Picture a second rate Norfolk hotel full of musicians tuning up for a festival. The guests include two newly married couples named Smith, Doctor Garfield and his receptionist Miss Unsworth, there for a dirty weekend, plus the sweet and innocent "Badger and Squirrel".

But the manager has booked them into the same room.

Mrs Garfield plus harp turns up out of the blue and bumps into Dr Garfield, who hastily decides he's there to perform an emergency operation. Add a "boozy old bat" and her jealous French horn-playing husband and somehow they all end up in the one bed in rotation but never with the right partner. Great!

This was a first rate production with pace and timing plus really excellent acting across the board.

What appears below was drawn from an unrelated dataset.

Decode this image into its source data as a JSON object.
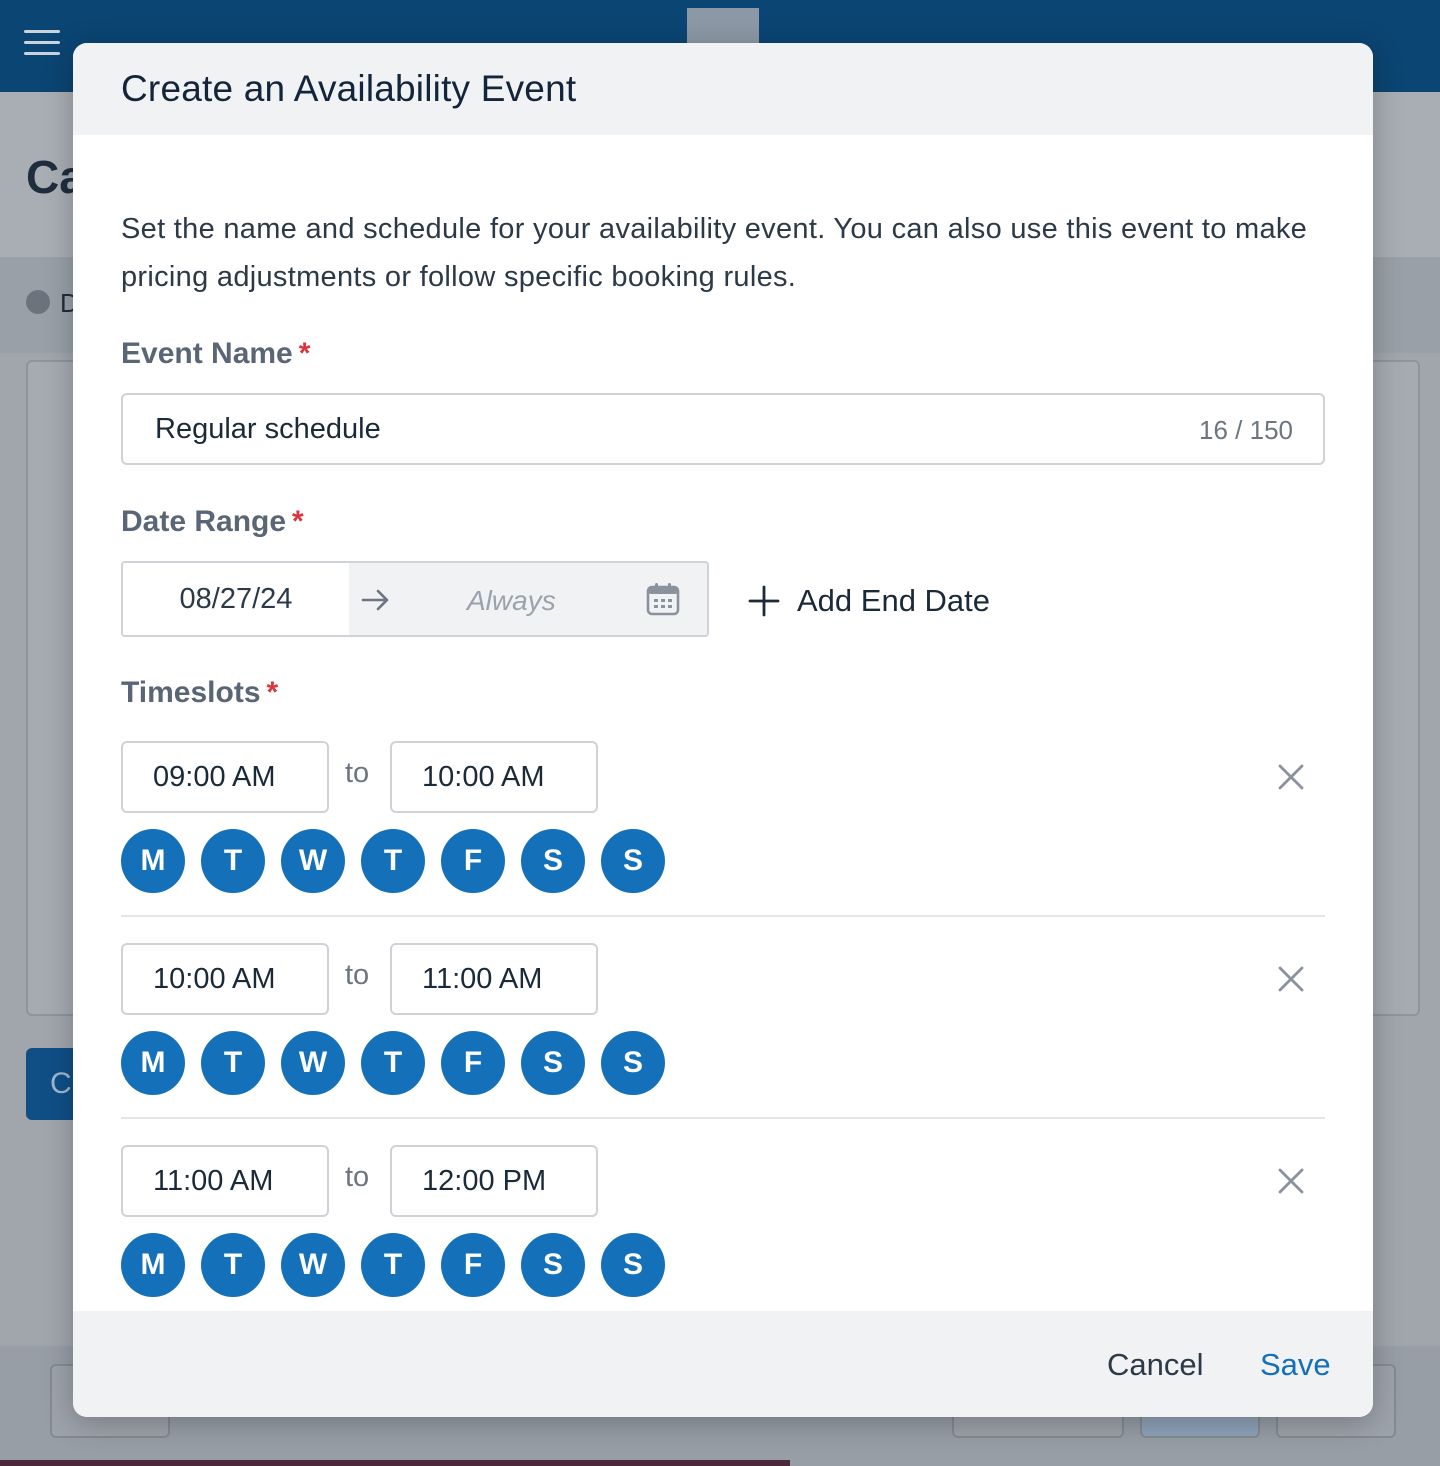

Pablo Raybould and Joanne Gill were hilarious as the forlorn Badger and Squirrel and richly deserved their special cheer at the end. Robert Ecclestone and Linda Gill were perfect as Dr and Mrs Garfield with Louise Smith a very cute and confident Miss Unsworth.

Rebecca Gardner and Dan Blizzard were tremendous, respectively as the permanently tipsy and permanently angry Whitings.

Martin Shuttleworth as usual was outstanding, this time as Albert the cantankerous porter who hates music, musicians and just about everything else. The manager, played by Justin Wilks, bore an uncanny resemblance to David Dickinson and with "two for one" on Wednesday night, tickets were either cheap as chips or silly money, depending on your point of view.

I suspect those who paid full price still thought they had found a bargain.

With the players providing a full house, the Palace must have been delighted. The audience certainly was.